Polgár in particular is no stranger to sexist rhetoric – including from the sport’s biggest luminaries. In 1986 Gary Kasparovperhaps the world’s second best-known world chess champion after noting sexist Bobby Fischer, said “some people don’t like to hear that, but chess is not for women.” Kasparov went on to say that women were “weaker fighters” and since “chess is the combination of sport, art and science…you can see the superiority of men”.

After losing to Polgár in 2002, Kasparov finally changed his tune. “There was no epiphany” he told The New Yorker in 2021. “I just got older and wiser, and I can only apologize for taking so long!” But while such mea culpas are welcome, they are not enough.
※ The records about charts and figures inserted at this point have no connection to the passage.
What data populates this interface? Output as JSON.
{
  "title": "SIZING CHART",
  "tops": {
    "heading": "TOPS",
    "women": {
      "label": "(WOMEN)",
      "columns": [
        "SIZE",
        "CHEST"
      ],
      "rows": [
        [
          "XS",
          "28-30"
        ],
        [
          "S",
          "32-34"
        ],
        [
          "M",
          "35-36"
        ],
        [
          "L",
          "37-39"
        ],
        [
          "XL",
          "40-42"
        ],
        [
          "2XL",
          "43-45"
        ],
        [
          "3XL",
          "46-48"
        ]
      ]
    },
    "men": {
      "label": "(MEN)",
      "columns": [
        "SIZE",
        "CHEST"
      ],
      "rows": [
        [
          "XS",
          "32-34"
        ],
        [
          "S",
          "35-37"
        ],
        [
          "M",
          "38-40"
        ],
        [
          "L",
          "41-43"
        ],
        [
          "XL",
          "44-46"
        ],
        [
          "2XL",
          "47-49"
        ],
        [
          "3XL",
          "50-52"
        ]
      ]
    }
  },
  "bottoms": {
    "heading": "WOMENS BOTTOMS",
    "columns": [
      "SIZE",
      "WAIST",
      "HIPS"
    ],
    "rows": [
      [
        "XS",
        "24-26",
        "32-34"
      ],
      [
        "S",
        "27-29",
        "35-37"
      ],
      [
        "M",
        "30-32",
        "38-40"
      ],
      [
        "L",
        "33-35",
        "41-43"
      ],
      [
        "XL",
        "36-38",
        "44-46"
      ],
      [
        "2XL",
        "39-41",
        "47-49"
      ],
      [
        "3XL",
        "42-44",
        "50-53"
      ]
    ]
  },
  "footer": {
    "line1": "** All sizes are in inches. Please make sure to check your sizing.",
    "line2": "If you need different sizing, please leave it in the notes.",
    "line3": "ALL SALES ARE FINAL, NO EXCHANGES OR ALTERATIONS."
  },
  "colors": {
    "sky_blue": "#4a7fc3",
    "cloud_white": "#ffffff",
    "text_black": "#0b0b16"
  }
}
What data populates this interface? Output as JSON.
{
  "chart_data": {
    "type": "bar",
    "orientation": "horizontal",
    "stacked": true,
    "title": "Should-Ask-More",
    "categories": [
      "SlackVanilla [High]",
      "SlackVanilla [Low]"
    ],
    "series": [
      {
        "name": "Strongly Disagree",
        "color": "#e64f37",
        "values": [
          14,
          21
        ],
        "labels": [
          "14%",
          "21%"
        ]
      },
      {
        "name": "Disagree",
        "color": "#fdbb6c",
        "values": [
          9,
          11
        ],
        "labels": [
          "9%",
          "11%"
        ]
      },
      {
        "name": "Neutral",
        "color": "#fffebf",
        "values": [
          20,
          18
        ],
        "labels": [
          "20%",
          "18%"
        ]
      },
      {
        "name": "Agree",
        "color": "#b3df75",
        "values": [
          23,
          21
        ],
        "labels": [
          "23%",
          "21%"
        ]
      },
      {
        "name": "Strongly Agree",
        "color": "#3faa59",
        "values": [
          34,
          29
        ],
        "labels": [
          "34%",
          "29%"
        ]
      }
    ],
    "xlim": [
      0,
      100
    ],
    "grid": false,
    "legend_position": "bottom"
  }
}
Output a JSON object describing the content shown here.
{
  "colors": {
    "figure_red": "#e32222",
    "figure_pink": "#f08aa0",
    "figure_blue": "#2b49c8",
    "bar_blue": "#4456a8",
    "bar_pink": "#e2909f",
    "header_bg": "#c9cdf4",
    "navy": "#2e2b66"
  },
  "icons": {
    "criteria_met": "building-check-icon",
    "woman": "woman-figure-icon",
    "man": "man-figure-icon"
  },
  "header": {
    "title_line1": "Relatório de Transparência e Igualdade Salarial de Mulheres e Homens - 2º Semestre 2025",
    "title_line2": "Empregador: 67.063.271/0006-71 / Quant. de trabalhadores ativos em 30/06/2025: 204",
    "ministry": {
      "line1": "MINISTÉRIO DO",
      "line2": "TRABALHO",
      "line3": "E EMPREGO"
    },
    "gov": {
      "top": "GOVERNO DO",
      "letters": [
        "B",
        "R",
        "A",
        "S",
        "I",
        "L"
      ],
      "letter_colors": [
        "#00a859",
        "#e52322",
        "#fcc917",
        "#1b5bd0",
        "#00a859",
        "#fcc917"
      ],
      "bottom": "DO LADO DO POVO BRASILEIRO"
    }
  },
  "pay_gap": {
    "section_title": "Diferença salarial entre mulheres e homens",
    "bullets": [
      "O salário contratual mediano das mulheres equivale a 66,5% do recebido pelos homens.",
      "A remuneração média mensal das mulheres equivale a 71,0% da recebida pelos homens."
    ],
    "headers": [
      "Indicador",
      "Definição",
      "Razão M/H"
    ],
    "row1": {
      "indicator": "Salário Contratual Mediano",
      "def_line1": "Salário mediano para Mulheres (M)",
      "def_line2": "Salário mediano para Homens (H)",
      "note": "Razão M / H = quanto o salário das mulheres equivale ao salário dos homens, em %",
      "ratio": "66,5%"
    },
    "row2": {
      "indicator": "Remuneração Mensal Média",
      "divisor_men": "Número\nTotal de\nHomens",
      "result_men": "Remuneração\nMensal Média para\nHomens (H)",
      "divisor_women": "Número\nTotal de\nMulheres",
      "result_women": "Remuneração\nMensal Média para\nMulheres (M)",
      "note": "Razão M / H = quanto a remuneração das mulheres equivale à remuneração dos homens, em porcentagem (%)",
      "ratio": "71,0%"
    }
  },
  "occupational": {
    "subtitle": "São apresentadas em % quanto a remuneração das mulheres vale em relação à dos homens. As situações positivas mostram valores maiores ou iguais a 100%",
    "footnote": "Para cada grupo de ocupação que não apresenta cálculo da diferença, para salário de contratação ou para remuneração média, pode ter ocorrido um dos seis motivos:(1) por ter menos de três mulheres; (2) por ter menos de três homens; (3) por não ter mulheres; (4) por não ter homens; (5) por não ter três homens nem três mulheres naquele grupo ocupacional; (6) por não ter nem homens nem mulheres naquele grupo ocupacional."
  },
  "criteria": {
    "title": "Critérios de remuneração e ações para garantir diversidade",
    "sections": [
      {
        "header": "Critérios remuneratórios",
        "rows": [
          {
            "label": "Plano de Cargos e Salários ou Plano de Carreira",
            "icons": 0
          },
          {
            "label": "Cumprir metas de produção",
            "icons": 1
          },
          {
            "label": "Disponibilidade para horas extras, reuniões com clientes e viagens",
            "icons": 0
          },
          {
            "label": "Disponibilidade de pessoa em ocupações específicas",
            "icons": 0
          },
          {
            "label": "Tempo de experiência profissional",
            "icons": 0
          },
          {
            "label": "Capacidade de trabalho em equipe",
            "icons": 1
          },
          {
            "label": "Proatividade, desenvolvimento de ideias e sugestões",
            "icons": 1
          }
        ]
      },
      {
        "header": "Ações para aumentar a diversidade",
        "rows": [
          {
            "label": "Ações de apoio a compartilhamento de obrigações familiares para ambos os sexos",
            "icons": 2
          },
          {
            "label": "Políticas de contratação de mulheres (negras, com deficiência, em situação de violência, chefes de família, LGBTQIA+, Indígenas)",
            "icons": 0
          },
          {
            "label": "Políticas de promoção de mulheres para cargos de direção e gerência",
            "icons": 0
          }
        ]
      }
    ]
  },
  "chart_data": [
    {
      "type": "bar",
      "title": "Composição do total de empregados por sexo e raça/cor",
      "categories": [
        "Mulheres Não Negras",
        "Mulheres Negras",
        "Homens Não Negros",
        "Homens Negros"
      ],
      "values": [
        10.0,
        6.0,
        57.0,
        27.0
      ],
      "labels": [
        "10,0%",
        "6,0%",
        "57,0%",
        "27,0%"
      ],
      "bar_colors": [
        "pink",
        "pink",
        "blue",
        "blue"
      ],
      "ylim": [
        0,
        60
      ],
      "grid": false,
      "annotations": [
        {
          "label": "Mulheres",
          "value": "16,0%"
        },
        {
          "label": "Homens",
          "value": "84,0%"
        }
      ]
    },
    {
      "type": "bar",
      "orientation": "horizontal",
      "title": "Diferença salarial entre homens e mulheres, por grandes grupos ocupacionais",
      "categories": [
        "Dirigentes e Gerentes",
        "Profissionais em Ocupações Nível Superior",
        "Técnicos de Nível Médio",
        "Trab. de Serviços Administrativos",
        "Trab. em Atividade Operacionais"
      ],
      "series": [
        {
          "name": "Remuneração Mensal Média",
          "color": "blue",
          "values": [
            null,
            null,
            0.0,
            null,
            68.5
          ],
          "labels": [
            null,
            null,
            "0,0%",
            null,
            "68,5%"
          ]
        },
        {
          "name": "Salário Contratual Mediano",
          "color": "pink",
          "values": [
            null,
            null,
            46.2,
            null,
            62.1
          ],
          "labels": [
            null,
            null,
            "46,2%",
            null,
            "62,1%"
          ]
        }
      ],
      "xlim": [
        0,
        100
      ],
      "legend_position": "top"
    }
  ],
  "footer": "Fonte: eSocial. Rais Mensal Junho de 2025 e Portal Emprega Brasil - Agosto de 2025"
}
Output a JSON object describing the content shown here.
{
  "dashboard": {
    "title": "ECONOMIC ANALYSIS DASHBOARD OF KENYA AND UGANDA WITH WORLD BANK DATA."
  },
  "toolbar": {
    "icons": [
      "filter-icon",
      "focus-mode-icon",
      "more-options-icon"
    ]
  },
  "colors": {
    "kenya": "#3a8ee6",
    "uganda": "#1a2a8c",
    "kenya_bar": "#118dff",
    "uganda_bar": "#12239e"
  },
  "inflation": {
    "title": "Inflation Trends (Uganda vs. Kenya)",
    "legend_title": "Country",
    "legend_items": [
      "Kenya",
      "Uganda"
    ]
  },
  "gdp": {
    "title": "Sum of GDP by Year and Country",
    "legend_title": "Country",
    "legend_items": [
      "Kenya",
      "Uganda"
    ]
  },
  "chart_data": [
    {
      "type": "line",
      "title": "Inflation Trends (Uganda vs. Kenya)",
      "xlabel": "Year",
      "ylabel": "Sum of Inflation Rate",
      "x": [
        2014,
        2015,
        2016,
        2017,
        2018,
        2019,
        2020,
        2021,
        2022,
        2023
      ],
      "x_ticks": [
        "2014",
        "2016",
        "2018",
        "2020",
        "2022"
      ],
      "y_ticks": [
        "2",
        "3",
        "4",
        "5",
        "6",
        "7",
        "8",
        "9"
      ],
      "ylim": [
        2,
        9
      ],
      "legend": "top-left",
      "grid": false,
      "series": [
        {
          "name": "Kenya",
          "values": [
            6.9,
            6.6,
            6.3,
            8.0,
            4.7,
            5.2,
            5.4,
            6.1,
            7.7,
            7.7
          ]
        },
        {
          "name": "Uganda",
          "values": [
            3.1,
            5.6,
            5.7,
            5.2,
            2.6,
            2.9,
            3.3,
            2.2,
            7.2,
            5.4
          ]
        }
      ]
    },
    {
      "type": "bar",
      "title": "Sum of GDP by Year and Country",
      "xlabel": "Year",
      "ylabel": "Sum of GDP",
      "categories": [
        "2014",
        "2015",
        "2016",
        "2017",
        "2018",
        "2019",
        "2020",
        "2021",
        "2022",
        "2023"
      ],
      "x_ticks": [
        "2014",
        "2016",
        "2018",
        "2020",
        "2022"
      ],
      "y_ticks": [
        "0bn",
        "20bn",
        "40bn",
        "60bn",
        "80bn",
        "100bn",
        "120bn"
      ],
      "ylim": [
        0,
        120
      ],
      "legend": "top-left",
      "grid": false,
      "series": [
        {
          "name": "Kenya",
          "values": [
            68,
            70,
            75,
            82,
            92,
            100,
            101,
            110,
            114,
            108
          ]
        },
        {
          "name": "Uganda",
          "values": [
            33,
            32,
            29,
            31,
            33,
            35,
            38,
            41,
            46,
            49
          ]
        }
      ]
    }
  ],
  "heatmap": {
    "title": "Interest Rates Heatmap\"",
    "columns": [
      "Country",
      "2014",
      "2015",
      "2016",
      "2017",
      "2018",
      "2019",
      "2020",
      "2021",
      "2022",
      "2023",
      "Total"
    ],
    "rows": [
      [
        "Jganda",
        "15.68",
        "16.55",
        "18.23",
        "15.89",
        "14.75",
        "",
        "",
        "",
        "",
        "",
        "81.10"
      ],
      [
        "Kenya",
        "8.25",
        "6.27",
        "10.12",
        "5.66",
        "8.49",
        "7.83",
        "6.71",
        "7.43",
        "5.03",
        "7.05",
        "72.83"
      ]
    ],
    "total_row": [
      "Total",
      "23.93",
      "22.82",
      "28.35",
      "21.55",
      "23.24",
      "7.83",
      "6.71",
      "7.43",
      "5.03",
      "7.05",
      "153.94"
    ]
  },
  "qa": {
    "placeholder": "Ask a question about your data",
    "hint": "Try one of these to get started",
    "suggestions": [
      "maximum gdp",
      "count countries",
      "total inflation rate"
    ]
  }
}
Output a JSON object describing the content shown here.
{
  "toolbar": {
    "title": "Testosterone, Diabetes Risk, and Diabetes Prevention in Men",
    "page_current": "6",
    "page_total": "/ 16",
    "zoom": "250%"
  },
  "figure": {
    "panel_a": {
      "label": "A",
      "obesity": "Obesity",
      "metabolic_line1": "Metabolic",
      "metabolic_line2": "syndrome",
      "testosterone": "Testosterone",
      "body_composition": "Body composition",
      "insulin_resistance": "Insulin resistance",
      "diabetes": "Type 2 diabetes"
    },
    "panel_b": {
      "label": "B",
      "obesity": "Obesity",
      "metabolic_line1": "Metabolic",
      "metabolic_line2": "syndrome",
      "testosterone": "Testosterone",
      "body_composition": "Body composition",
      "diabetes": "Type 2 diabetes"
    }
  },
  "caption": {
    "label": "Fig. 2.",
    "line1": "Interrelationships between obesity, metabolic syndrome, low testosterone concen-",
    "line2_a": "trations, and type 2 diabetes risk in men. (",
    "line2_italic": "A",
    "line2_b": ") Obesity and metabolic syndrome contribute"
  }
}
Polgár and other players say the men regularly treated them like second-class players, even when they were winning.

I also suffered this kind of treatment as a former school chess champion who continued to play street chess and teach for decades in person and online.

“You mean ladies?” The men said to me, without laughing, when I explained that I taught chess.

When some fathers of my students realized that I was a woman, they came to class and asked to play.

When some fathers of my students realized that I was a woman, they came to class and asked to play. I would do it without my queen. From the age of 12, when I started coaching chess, male players and other coaches hit me and even subjected me to physical harassment. My ass was slapped and womanizer comments were routinely mocked.

Thanks in part to the pandemic and Netflix hit “The Queen’s Gambit” (which Kasparov consulted on), chess has enjoyed a mainstream resurgence. But Beth Harmon is fictional. When the show referenced a real-life, groundbreaking female chess champion, Nona Gaprindashvili, the showrunners also romanticized her career, falsely stating that she had never played against men. She quickly sued them, with the two sides reaching an agreement last month.

To quote Rebecca Solnit: “Every woman who appears struggles against the forces that would make her disappear.” It’s a sentiment that chess pioneers like Gaprindashvili, Polgár and other female grandmasters certainly understand. More women are playing chess than ever before, and online chess has created more opportunities for women to play. But the world chess champion titles are still separated by gender, and many gamers say they still feel belittled and even harassed, both online and in person. Comments like Smirin’s are now being criticized, but that doesn’t mean they’re rare.

If 2022 is truly the year of women in chess, what message does that send?